McConnell has stayed largely upbeat.

“We’ve lost a couple who have become controversial, but you know we’ve approved 99 percent of the judges that have been set up,” McConnell told the Kentucky radio station Friday. “I think that by and largely the administration has done a good job of vetting judges before they’ve come up.”

Jonathan Adler, a conservative law professor at Case Western University, attributed the political attacks to increased “partisan wrangling.”

“I don’t think it’s that we have judges that have such different backgrounds. It’s that we’re going over their records with much greater scrutiny, and we’re able to obtain more information” because of social media, he said. “Both parties now are a lot less willing to give nominees the benefit of the doubt.”

But the selection of more contentious nominees has befuddled others within the party. Scott told reporters this month, “There are a lot of folks that can be judges, in states including North Carolina, besides Tom Farr.”

Sen. Marco Rubio, R-Fla., said that he “somewhat shares" Scott’s frustration. Rubio joined Scott in opposing the nomination of Bounds.

“This is now the second time a racially sensitive subject is hoisted upon us to consider at the last second," Rubio said of Farr’s nomination. He added, “When you have questions like this, it’s going to lead to more questions.” Sen. Jeff Flake, a retiring Republican from Arizona, said the party is “writing ourselves into irrelevancy if we don’t appeal to a broader electorate.”

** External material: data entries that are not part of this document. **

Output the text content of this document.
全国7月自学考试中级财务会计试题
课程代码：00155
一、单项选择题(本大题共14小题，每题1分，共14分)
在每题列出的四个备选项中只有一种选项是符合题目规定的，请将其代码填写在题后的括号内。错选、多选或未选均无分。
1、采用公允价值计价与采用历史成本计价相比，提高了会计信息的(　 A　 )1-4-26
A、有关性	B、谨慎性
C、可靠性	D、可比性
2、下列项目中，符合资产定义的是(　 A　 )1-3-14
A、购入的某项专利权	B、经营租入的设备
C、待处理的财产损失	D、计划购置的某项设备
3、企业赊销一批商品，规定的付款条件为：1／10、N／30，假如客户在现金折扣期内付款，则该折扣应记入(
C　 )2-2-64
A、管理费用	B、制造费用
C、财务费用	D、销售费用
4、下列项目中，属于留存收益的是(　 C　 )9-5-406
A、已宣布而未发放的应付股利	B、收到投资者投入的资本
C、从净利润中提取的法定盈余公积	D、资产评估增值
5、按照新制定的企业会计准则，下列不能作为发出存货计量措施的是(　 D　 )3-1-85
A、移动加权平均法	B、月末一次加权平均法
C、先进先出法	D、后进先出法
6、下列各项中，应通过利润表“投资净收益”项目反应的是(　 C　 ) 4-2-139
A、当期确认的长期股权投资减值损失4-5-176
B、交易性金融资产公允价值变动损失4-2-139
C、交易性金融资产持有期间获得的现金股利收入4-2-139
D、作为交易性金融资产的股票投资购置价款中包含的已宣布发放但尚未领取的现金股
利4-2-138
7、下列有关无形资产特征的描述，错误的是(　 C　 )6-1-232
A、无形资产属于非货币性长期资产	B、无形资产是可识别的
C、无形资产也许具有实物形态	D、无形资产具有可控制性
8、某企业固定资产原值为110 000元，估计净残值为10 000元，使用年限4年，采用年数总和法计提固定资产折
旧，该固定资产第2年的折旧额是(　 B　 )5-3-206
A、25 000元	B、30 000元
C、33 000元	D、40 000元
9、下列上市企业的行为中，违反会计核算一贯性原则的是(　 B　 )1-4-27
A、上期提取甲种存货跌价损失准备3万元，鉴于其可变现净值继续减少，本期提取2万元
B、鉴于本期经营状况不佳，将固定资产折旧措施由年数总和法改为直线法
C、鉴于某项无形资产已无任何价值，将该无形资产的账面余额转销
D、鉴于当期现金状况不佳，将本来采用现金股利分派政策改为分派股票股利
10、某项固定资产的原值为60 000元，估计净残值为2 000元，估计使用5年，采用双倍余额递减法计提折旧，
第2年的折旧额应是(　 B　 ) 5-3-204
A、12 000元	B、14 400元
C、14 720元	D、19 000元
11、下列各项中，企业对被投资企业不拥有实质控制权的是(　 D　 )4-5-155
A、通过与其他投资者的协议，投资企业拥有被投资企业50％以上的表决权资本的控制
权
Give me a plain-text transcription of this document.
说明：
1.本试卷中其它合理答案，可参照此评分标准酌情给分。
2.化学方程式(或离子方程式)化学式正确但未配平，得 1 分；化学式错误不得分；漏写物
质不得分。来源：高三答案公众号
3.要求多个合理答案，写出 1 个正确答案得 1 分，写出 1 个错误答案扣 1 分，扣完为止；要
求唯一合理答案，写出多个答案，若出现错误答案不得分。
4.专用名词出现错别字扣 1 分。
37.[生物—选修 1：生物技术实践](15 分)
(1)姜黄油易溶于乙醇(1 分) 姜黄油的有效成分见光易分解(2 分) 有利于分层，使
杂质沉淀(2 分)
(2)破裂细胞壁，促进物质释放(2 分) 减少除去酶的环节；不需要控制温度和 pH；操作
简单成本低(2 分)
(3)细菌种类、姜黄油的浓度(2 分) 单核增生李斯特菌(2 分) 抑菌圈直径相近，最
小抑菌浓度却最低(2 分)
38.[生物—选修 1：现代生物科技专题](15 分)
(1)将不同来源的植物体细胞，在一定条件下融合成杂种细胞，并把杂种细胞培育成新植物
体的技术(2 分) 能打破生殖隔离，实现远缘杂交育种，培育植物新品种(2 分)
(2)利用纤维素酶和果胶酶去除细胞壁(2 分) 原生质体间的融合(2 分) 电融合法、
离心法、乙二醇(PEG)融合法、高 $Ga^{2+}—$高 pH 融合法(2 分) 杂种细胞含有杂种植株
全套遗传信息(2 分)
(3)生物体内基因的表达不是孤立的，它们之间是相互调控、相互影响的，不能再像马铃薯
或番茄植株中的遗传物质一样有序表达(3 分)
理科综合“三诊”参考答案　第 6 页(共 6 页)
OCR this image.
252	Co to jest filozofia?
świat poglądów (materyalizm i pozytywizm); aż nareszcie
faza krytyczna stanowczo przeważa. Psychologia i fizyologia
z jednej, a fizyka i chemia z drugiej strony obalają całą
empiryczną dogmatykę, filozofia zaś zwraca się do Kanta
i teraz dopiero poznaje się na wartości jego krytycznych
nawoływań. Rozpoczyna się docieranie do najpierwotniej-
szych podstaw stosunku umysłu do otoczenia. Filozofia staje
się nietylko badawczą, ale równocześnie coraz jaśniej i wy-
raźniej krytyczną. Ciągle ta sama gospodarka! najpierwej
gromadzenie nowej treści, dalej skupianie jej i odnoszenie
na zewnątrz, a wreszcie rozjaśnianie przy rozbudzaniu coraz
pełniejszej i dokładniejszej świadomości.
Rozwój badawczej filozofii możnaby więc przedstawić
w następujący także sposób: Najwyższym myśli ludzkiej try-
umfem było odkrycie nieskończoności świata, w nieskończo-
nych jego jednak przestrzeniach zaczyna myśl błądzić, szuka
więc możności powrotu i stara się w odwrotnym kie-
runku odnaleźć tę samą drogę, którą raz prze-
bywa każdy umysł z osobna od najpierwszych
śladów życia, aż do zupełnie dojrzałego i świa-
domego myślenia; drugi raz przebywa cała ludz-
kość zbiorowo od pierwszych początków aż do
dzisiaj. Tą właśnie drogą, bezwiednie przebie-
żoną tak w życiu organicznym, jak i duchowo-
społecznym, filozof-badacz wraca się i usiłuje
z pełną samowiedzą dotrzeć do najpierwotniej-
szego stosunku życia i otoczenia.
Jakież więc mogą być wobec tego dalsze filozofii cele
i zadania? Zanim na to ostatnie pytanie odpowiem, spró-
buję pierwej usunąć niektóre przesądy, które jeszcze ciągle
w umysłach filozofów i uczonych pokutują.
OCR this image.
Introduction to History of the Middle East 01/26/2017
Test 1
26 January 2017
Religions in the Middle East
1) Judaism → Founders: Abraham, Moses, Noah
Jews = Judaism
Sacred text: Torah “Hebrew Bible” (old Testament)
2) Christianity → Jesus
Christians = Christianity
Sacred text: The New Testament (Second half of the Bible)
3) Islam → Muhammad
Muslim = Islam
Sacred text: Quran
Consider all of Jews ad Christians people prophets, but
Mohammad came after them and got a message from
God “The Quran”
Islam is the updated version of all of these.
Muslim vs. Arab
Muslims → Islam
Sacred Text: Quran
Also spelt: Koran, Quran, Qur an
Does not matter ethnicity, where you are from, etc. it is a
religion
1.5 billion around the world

Senate Democrats, newly energized and hungry for a fight over the courts, have seized on the nominations, delivering a steady stream of jabs on social media and at the leadership’s weekly news conference. Liberal advocacy group Demand Justice targeted senators up for re-election in 2020 in the days leading up to Farr’s vote, deluging their offices with calls and buying digital and radio ads.

“If the administration is already vulnerable to this issue because of some of the comments the president has made, that also might be a reason you think the administration might try to take actions to pre-empt those kinds of attacks,” Adler said. “And it hasn’t.”